The markets ended the summer on a downswing as participants seemed resigned to the fact that we were heading for a recession. But, as the fall winds have blown, so the markets have shifted back up once again. There are a few reasons the markets have rallied from their corrective lows:
Europe – Countries in the EU have been stalled in neutral for some time. They just do not seem to be able to get any economic traction. Two of their largest economies, Germany and the UK, are in borderline recession with Brexit still yet to be resolved. That said, stock markets in the EU have been rallying recently. It’s almost as if investors are betting the worst is over.
China – We are starting to get snippets from a trade deal with the US. While I would not call it a “done deal”, it seems that both sides are starting to negotiate different points which is encouraging. Remember, China is a big driver to European growth. So, if the US and China can come to a trade agreement, it would be a big boon to the rest of the world.
FED – The FED has continued to lower rates and may even lower again this month. Low interest rates are a catalyst to economic growth. The FED is concerned that the economic malaise that the rest of the world is experiencing could seep into the US. So, they are trying to keep our economy as robust as possible.
Next year will be a tricky one, as we are entering into an election cycle. But our hope is that Europe and the rest of the world will start to grow. The US has been growing in spite of the rest of the world. If the rest of the industrialized world starts to participate, we could see another strong market in 2020.
Global markets have remained volatile over the last few months as slow-burning geopolitical concerns continue to place a ceiling on stocks. Little progress has been made in US/China trade relations, save for a small détente that is not likely to shift the narrative. In Europe, the Brexit malaise endures.
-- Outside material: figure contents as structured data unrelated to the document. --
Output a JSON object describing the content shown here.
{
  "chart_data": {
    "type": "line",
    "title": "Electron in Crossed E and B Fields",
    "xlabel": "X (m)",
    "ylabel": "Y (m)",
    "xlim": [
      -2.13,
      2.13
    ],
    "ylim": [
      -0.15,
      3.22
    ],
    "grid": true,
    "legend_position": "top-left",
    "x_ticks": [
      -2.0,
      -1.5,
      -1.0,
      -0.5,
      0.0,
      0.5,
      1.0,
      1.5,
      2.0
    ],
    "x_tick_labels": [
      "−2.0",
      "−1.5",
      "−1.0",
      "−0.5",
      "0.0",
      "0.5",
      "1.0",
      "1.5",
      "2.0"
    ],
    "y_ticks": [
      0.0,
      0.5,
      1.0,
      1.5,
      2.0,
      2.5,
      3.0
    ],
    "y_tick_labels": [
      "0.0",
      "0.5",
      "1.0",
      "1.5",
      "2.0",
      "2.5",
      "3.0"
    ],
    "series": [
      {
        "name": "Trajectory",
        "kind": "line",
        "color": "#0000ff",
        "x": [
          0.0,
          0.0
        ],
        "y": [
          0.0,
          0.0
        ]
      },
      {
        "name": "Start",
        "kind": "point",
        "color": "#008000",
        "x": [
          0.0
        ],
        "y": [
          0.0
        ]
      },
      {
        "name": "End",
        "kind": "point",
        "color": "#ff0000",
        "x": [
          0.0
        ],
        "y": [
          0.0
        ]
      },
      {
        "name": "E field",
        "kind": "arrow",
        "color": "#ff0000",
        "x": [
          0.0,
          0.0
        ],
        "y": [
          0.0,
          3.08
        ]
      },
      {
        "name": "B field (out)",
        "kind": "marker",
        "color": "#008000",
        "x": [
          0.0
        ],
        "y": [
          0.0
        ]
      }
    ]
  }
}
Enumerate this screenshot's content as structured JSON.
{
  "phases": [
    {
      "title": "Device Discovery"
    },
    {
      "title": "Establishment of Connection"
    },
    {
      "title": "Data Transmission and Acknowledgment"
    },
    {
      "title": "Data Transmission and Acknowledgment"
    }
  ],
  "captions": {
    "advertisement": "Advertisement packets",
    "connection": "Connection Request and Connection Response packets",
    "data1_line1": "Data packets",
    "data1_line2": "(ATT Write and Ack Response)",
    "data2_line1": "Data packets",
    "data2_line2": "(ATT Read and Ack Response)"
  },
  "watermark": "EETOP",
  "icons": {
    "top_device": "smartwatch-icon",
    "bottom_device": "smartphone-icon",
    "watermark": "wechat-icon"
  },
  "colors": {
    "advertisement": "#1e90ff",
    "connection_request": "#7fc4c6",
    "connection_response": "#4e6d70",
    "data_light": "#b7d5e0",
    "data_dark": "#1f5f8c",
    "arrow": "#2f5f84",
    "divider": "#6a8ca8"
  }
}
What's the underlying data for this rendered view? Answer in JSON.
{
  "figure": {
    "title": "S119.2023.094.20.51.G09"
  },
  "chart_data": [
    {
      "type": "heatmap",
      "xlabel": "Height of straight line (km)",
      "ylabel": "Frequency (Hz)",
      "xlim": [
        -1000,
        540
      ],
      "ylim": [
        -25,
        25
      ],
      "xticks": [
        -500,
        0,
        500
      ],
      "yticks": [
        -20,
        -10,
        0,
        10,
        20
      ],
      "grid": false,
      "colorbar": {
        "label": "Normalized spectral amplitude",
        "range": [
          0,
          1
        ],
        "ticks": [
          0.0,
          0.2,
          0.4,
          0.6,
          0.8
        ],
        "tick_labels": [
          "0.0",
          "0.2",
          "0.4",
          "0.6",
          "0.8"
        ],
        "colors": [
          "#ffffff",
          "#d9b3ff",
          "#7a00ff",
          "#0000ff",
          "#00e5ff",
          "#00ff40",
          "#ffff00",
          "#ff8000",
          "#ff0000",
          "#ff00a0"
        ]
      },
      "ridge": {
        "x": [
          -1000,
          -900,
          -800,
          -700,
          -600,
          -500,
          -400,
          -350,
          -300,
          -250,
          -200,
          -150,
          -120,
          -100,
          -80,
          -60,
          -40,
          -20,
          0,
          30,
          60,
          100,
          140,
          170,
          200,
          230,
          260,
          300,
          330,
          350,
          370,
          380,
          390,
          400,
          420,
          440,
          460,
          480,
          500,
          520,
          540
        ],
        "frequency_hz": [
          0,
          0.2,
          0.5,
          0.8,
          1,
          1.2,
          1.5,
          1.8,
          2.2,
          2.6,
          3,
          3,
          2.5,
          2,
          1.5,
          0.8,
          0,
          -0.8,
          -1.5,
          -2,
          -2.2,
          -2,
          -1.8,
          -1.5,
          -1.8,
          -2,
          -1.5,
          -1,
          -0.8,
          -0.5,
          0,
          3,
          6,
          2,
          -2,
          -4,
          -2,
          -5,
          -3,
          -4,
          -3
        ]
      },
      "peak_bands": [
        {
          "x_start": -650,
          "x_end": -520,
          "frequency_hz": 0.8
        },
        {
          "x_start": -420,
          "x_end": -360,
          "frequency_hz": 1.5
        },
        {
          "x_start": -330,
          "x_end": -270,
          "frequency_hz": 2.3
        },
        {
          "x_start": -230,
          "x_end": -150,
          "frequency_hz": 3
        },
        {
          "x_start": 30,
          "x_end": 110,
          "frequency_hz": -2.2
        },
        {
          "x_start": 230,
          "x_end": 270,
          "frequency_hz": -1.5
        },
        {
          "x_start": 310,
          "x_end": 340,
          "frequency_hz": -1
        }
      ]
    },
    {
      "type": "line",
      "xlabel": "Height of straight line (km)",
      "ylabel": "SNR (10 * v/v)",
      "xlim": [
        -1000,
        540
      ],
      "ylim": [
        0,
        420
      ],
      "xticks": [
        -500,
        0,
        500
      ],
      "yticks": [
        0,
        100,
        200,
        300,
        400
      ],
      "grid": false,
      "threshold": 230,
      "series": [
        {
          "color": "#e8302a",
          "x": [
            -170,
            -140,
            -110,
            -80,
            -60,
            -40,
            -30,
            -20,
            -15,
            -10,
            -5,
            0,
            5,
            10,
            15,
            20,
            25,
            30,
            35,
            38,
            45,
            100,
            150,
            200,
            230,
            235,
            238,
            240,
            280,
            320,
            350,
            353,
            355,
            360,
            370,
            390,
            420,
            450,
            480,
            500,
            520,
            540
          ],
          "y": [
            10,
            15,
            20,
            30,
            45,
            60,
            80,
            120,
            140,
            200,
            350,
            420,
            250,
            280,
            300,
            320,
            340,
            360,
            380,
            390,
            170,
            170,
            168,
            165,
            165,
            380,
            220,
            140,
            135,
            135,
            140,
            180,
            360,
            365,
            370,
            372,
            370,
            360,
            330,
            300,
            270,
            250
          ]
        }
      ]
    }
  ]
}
Broader Euro-Zone growth has continued to decelerate, while the European Central Bank (ECB) has increased its economic stimulus in an attempt to provide a cushion for Germany and Italy.
Domestically, most data continues to point to a slight slowdown in the US economy over the short-term. Slower growth does not automatically lead to a recession. It simply means we are still growing the economy, just not quite as quickly. Over the intermediate term, we know election years are historically choppy, and we expect this trend to continue for our next election cycle. Over the last few months, we have proactively increased our cash holdings in preparation for this volatility. Again, we are not anticipating a recession at this time, but we do feel it’s prudent to lock in some of our attractive gains from the past year.